In patients undergoing PCI for STEMI, extended bivalirudin offers the best balance for primary ischemic (MACE) and safety (major bleeding) outcomes.
关于比伐卢定用于ST段抬高型心肌梗死(STEMI)患者的随机试验结果不一。
我们的目的是评估四种抗凝血酶方案——普通肝素(UFH)、比伐卢定(经皮冠状动脉介入治疗[PCI]后很快停用)、延长使用比伐卢定(PCI后持续使用数小时)以及联合使用UFH和糖蛋白IIb/IIIa抑制剂(GPI)——在STEMI患者中的疗效和安全性。
检索PubMed、EMBASE和clinicaltrials.gov数据库,查找上述抗凝血酶用于STEMI患者的随机临床试验(RCT)。主要结局是净不良心血管事件(NACE)。主要缺血终点是主要不良心血管事件(MACE),主要安全终点是大出血,其他终点包括全因死亡率和支架血栓形成。主要分析采用混合治疗比较荟萃分析,比较这些抗凝血酶方案相对于UFH的效果。

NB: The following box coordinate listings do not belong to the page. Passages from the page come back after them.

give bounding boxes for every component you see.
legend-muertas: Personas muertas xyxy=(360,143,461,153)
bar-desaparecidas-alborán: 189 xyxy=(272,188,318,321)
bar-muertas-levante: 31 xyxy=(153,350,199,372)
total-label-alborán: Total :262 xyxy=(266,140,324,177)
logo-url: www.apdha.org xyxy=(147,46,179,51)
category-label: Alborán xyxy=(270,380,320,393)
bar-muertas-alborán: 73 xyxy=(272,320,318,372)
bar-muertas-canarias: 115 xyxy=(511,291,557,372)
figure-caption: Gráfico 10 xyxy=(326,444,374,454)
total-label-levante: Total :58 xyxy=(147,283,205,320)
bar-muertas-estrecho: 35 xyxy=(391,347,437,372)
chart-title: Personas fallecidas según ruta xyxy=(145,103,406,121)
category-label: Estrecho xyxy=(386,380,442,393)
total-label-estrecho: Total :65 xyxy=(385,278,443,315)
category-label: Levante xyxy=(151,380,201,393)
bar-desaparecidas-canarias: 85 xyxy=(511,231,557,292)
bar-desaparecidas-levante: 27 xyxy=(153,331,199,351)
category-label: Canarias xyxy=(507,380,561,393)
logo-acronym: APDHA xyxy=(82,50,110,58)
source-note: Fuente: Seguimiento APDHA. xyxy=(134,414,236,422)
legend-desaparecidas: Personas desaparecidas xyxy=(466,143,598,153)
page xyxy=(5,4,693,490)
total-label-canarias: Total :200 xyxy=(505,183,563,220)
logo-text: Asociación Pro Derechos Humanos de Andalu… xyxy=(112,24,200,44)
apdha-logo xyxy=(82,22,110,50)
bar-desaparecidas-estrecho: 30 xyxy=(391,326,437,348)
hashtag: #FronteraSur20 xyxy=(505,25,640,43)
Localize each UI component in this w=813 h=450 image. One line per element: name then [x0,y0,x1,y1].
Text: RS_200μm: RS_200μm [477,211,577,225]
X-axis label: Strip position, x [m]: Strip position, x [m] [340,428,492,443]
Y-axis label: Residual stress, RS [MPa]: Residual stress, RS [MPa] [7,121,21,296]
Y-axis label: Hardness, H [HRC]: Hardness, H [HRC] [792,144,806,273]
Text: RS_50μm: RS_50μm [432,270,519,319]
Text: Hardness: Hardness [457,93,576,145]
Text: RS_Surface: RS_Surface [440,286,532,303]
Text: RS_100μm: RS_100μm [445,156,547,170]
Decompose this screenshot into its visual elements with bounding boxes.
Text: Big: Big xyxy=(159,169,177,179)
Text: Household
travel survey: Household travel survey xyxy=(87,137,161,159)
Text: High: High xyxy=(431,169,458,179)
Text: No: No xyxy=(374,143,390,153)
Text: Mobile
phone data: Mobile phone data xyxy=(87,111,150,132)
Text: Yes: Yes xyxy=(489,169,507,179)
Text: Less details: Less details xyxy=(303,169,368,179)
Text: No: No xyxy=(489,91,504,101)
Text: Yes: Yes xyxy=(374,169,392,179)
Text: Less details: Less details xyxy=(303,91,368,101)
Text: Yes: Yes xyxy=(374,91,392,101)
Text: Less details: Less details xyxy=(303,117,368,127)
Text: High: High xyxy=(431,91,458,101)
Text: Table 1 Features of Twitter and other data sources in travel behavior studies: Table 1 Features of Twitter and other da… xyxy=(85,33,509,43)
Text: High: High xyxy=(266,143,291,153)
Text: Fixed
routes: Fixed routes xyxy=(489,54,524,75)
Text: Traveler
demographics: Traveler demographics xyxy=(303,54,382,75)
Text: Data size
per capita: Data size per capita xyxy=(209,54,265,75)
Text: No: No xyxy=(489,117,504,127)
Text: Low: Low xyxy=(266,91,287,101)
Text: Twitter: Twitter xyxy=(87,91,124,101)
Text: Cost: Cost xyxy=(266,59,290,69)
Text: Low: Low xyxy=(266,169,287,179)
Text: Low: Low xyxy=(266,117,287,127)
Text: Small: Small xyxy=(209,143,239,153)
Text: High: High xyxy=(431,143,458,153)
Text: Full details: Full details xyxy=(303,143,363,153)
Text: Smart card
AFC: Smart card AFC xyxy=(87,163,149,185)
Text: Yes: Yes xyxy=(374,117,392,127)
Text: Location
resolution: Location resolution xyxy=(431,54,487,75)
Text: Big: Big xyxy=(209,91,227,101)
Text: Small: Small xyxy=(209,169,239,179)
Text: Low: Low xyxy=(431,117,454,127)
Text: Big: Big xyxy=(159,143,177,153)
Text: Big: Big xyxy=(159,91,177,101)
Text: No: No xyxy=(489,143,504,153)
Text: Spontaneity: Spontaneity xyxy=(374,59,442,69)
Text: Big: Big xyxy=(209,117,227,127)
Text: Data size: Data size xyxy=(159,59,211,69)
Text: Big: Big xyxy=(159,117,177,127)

在评估25415例STEMI患者的14项RCT中,与UFH单药治疗相比,延长使用比伐卢定降低了NACE(比值比[OR]=0.71,95%置信区间[CI]:0.53 - 0.96;中等置信水平),这是由于大出血显著减少(OR=0.42,95%CI:0.26 - 0.68;高置信水平),而MACE或全因死亡率无显著差异。与UFH单药治疗相比,UFH + GPI降低了MACE风险(OR=0.76,95%CI:0.60 - 0.97;高置信水平),但代价是大出血增加(OR=1.48,95%CI:1.11 - 1.98;高置信水平),NACE或全因死亡率无差异。对于大出血,延长使用比伐卢定输注排名第1,比伐卢定排名第2,UFH单药治疗排名第3,联合使用UFH和GPI排名第4。对于NACE,延长使用比伐卢定输注排名第1,比伐卢定排名第2,联合使用UFH和GPI排名第3,UFH单药治疗排名第4。MACE和大出血的聚类图显示,延长使用比伐卢定在疗效和安全性方面具有最佳平衡。
在接受PCI治疗的STEMI患者中,延长使用比伐卢定在主要缺血(MACE)和安全性(大出血)结局方面提供了最佳平衡。